Eye from Albany
Inside scoop on bills
by Paul M. Bray
From time to time someone comes out with a book describing how a bill becomes a law. It usually follows the orderly track set forth in legislative rules and the constitution from bill introduction to approval by the Governor. Some books have nice diagrams showing the path from introduction to printing to assignment to a committee and so forth. It looks orderly and systematic. Yet, while these books get it right as far as they go, there still so much they miss.
Instead of talking about policy related subjects as the Eye usually does; I thought I would share some inside baseball information when it comes to legislation. Not that what I tell you will help much in getting a bill enacted, but it may lift some of the mystery of the legislative process.
The New York legislature produces a huge number of bills each year in both the Senate and Assembly. Last year a total of 17,687 bills were introduced yet only 698 became law. 190 bills were vetoed by the Governor. Many of these bills are called “carry-overs” or bills reintroduced each legislative session with little prospect of ever becoming a law. Others are so-called “one house” bills introduced to satisfy a constituent with no intention to seek passage of the bill or bills so ideological that the sponsor knows there is no way the other house would ever consider it.
“It is not pretty” one insider told me as we discussed how bill production continues to go up and up while the number of bills that become law goes down. 1990 was the last year there were as many as 1000 bills enacted into to an end to law.
At the same time this trend continues, the bills that become law are less and less significant. 20 to 25 of the bills enacted in 2003 were simply budget extenders to keep government going after the budget deadline was missed. Another 30 to 50 bills were special acts that may, for example, ratify a municipal action that failed to conform to the law. Many other bills are extenders that the legislature has to do periodically to keep some program or other going.
There are perhaps a few explanations for why the legislative process has become increasing less productive in law making. Once upon a time when the State budget was done on deadline, the budget was more of a financial document. Increasingly, especially under Governor Pataki, the budget has become a vehicle for policy making. That has two results: more issues formerly addressed in separate legislation are now folded into the budget process and by the time budget is finally decided much of the energy has been sapped that would to go into the end of the session, rush to adjournment flood of law making.

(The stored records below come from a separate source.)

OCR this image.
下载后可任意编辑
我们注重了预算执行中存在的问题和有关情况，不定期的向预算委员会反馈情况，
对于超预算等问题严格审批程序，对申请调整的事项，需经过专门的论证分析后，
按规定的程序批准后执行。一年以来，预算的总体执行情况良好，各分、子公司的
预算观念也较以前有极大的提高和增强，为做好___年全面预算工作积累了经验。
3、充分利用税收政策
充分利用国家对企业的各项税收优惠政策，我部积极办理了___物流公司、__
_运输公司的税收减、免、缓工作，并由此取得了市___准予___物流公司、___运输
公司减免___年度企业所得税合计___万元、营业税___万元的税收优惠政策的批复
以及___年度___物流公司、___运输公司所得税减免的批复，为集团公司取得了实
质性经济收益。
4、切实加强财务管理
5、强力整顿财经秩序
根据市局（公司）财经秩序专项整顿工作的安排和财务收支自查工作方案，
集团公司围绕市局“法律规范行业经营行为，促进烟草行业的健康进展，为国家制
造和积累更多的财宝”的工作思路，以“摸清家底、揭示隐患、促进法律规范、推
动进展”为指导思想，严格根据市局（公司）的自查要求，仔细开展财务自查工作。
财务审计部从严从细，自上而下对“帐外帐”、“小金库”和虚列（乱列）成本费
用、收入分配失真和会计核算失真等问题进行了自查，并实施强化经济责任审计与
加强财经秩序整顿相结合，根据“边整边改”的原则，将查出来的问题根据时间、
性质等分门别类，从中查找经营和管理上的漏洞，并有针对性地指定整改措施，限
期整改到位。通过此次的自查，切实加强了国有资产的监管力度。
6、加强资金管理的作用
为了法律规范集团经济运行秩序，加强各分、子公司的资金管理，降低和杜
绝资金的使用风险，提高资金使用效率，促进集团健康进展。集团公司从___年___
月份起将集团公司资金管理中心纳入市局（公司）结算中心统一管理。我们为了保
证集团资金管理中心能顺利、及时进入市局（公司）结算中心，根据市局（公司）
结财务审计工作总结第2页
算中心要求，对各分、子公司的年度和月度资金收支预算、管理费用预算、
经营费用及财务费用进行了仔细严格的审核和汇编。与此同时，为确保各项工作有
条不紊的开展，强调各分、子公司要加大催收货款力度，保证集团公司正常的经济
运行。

The gridlock on real law making may also be the result of the strengthening of the legislature. It is too much of a stretch to call New York’s legislature a proactive branch of government when it comes to creating innovative programs or reform, but it is no longer the reactive branch that waited around to act on legislation handed down from the Governor and executive branch. With increasing legislative staff as well as more and more lobbyist, the ability to bottle up legislation out paces the pressures to enact laws.
Yet, bills continue to become law. The powerful and connected know how to game the system. Bills to create cultural trusts like the pattern setting one years ago for the apartment tower at the Modern Museum of Art in New York City often appear out of the blue just as the legislature is about to recess or, in effect, finish its business for the year. While the legislative rules provide deadlines for bill introduction, in fact, it is often the bills introduced well past the deadline that become law.
Persistence can work as Assemblyman Pete Grannis, (Dem. from NYC) has proven. For a decade he was able to pass legislation in the Assembly authorizing municipalities to use the land use technique of transfer of development rights (TDR) only to have the bill killed in the Senate by lobbyists for developers. Finally, some developers on Staten Island decided that TDR would work for them and they got their association to back off its opposition. So, a law was made. It took Assemblyman Grannis 18 years to Shepard into law the fire safe cigarette legislation. Finally, volunteer firemen got behind the bill and tobacco interests and their money lost to grass roots power. Big money doesn’t always win.
The odds of a bill becoming law are very slight and the law making process is certainly not efficient in any reasonable sense of the word, but given the diversity of interests and the multitude of competing needs at stake for finite resources it might not be so bad after all.